Join us on July 28th at 6:00 pm for a seminar by Clayton Springer entitled “Self Driving Chemical Space Exploration.” Clayton Springer is in the Computer-Aided Drug Design group at Novartis.

He graduated with a B.S. in Chemistry and a minor in Math from Penn State, where he was introduced to applying computers to chemistry in Kennie Merz’s group. From there, he earned his PhD with Martin Head-Gordon at UC Berkeley in the Chemistry department. He did his postdocs at Sandia National Labs with Diana Roe and at UCSF with Fred Cohen.

At Novartis, he provides medicinal chemistry-based support of projects and technology development. His disclosed project work includes: Selective Estrogen Degraders (SERD); BCL-2; hERG inhibition; Matrix Metalloproteinase; Protein Kinase D; and Aldosterone Synthase.

On the technology side, he has been involved in Molecule Matched Pairs (MMP) and machine learning on ADMET -- specifically hERG, Human Serum Albumin (HSA), and Volume of Distribution. He was part of the team that developed Novartis’ internal med-chem productivity tool called Focus.

His recent activities in library design led him to the topic for today’s talk on “Self driving chemical space exploration.”

You must register in advance for this Zoom meeting via Meetup. All registered members will receive the link in advance.

Friday, May 1, 2020

DE Shaw Simulation Data and Github link- COVID19 Panel

Dear BAGIM Community,
Last night, we held our first-ever virtual event. Panelist, Michael LeVine, from DE Shaw Research, has forwarded links to access their simulation data, Github, and information to access Anton2.

Our simulation data and software can be found here:
Our Github, which includes our software msys, viparr, and our force fields, is here:
Information for getting access to the Anton2 machine at the Pittsburgh Supercomputing Center can be found here:
If there are any questions, please email us at sarscov2@DEShawResearch.com!
Thanks again everyone!
Michael

Thursday, April 30, 2020

Call-to-Action

We had a very successful virtual event tonight discussing the computational impact on the COVID-19 efforts.
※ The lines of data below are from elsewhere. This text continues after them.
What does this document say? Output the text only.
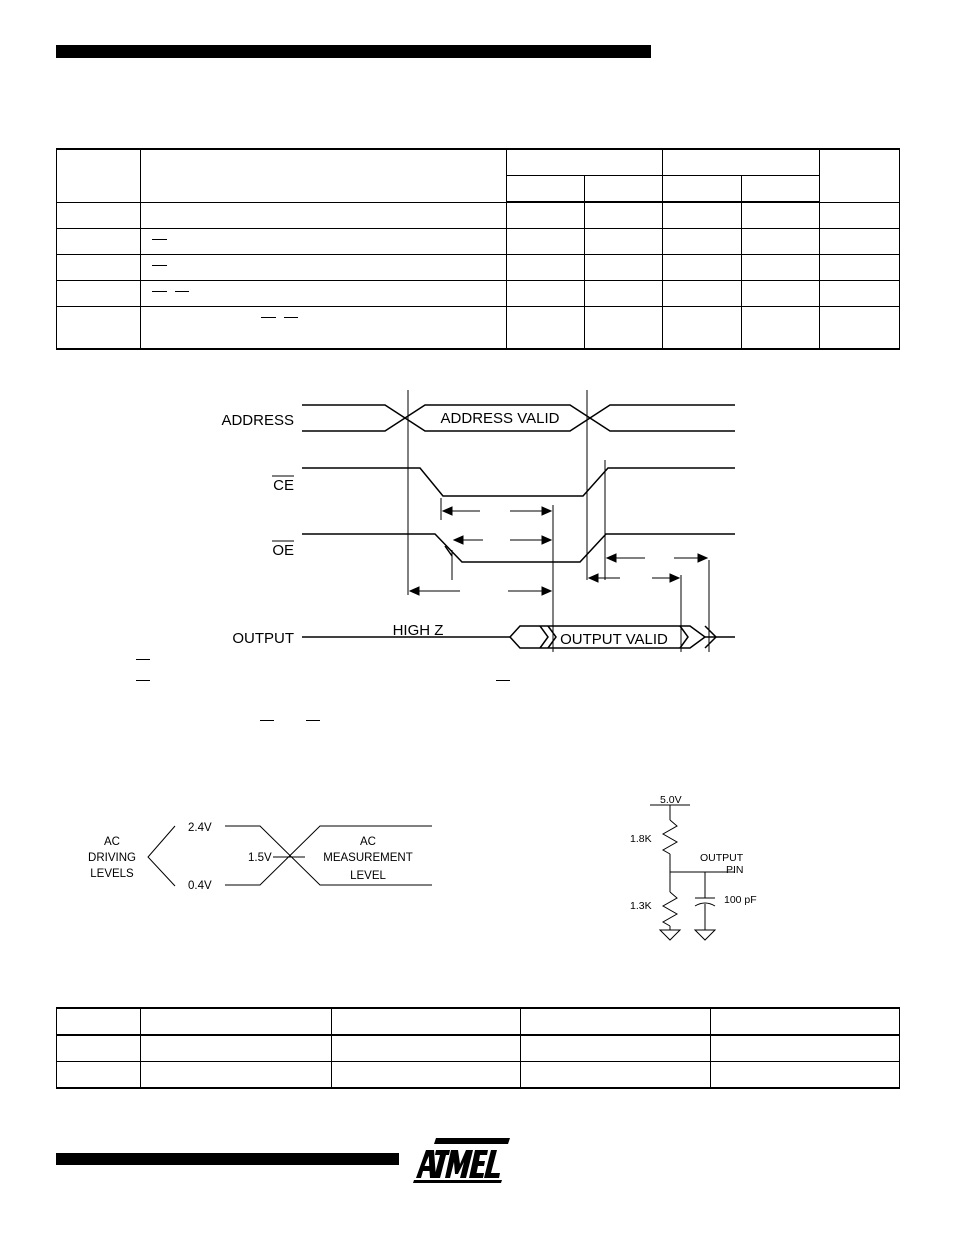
ADDRESS	ADDRESS VALID
CE
OE
OUTPUT	HIGH Z
OUTPUT VALID
AC
DRIVING
LEVELS
AC
MEASUREMENT
LEVEL
2.4V
0.4V
1.5V
5.0V
1.8K
1.3K
OUTPUT
PIN
100 pF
After this event, we received this letter from Rommie Amaro of UCSD (a panelist at tonight's event and former mentor of mine).

Dear BAGIM Community,

I want to bring your attention to a new resource to help coordinate the CADD community on opportunities to contribute to COVID-19 research on potential new therapies and COVID-19 biology:

The COVID-19 Molecular Structure and Therapeutics Hub [http://covid.molssi.org] is an open data repository where biomolecular scientists can gather and disseminate critical information on the community’s efforts in targeting COVID-19. The main goals of the Hub are to provide a central resource for researchers in CADD, drug discovery, molecular modeling, and molecular simulation to not only share their efforts, but benefit from the intermediate or end products of others contributing to various aspects of COVID-19 research and drug discovery.
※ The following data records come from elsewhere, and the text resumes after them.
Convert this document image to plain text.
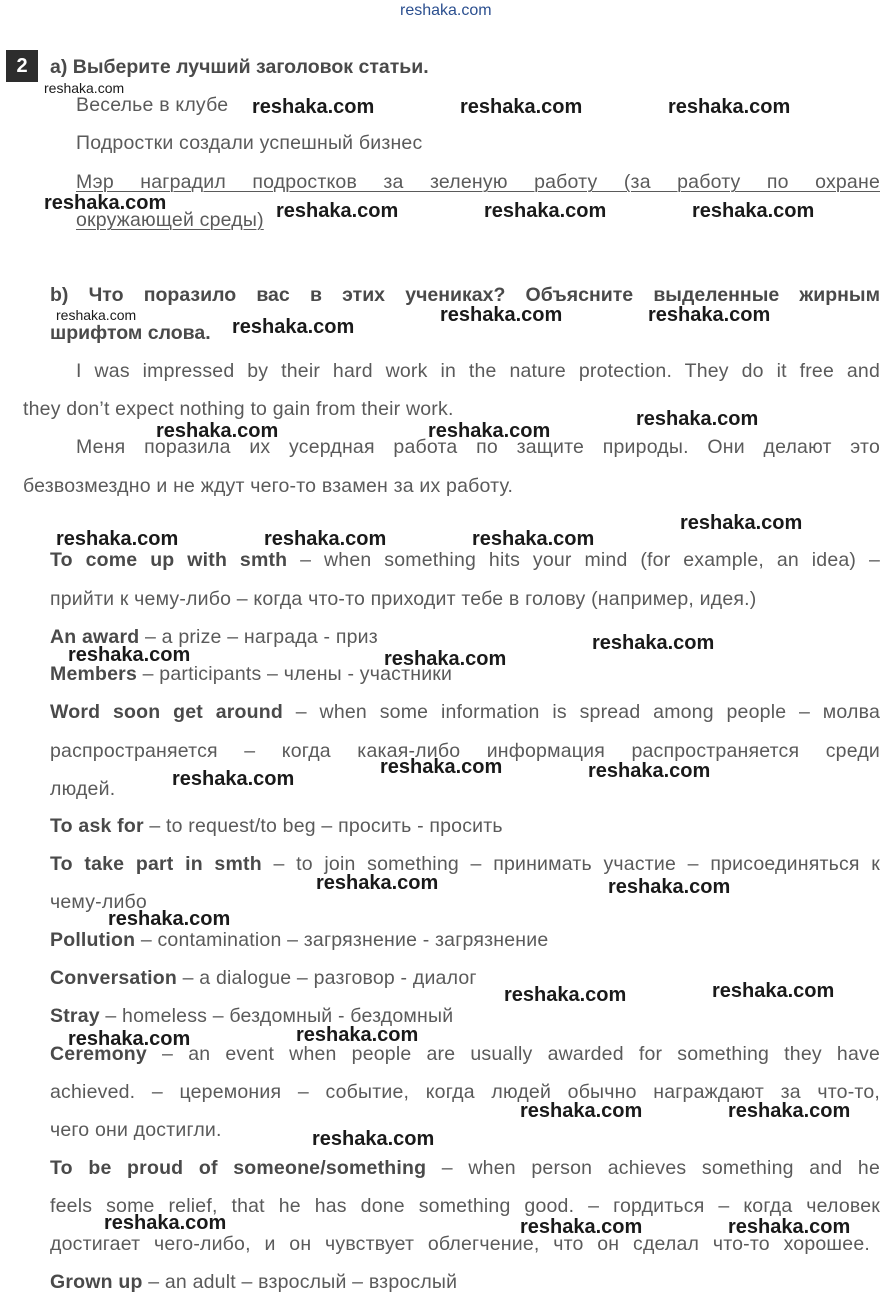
reshaka.com
2	a) Выберите лучший заголовок статьи.
Веселье в клубе
Подростки создали успешный бизнес
Мэр наградил подростков за зеленую работу (за работу по охране
окружающей среды)
b) Что поразило вас в этих учениках? Объясните выделенные жирным
шрифтом слова.
I was impressed by their hard work in the nature protection. They do it free and
they don’t expect nothing to gain from their work.
Меня поразила их усердная работа по защите природы. Они делают это
безвозмездно и не ждут чего-то взамен за их работу.
To come up with smth – when something hits your mind (for example, an idea) –
прийти к чему-либо – когда что-то приходит тебе в голову (например, идея.)
An award – a prize – награда - приз
Members – participants – члены - участники
Word soon get around – when some information is spread among people – молва
распространяется – когда какая-либо информация распространяется среди
людей.
To ask for – to request/to beg – просить - просить
To take part in smth – to join something – принимать участие – присоединяться к
чему-либо
Pollution – contamination – загрязнение - загрязнение
Conversation – a dialogue – разговор - диалог
Stray – homeless – бездомный - бездомный
Ceremony – an event when people are usually awarded for something they have
achieved. – церемония – событие, когда людей обычно награждают за что-то,
чего они достигли.
To be proud of someone/something – when person achieves something and he
feels some relief, that he has done something good. – гордиться – когда человек
достигает чего-либо, и он чувствует облегчение, что он сделал что-то хорошее.
Grown up – an adult – взрослый – взрослый
reshaka.com
reshaka.com	reshaka.com	reshaka.com
reshaka.com	reshaka.com	reshaka.com	reshaka.com
reshaka.com
reshaka.com
reshaka.com	reshaka.com
reshaka.com
reshaka.com	reshaka.com
reshaka.com
reshaka.com	reshaka.com	reshaka.com
reshaka.com
reshaka.com	reshaka.com
reshaka.com
reshaka.com	reshaka.com
reshaka.com	reshaka.com
reshaka.com
reshaka.com
reshaka.com
reshaka.com
reshaka.com
reshaka.com	reshaka.com
reshaka.com
reshaka.com	reshaka.com	reshaka.com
The COVID-19 Molecular Hub organizes

Therapeutic opportunities (such as key target proteins and binding sites)
Structural data (highlighting structures particularly suited to particular therapeutic opportunities)
Structural models (suitable for CADD or biomolecular modeling purposes, often correcting significant modeling issues in the original structural data)
Simulation data and ensembles associated with these structures and models
Molecules and bioassay data of note (such as known inhibitors, inhibitors of related proteins, and molecules with available bioassay data)
We are calling on the CADD and biomolecular modeling communities currently working on COVID-19 (or interested in doing so) to help by contributing new information about structures, models, simulations, and molecules, or joining in on data curation and review teams in areas of their expertise. New contributions can easily be made via pull requests to the GitHub repository by following the instructions on the Contributions page.
BAGIM will have so much to offer!  Please join us in this effort.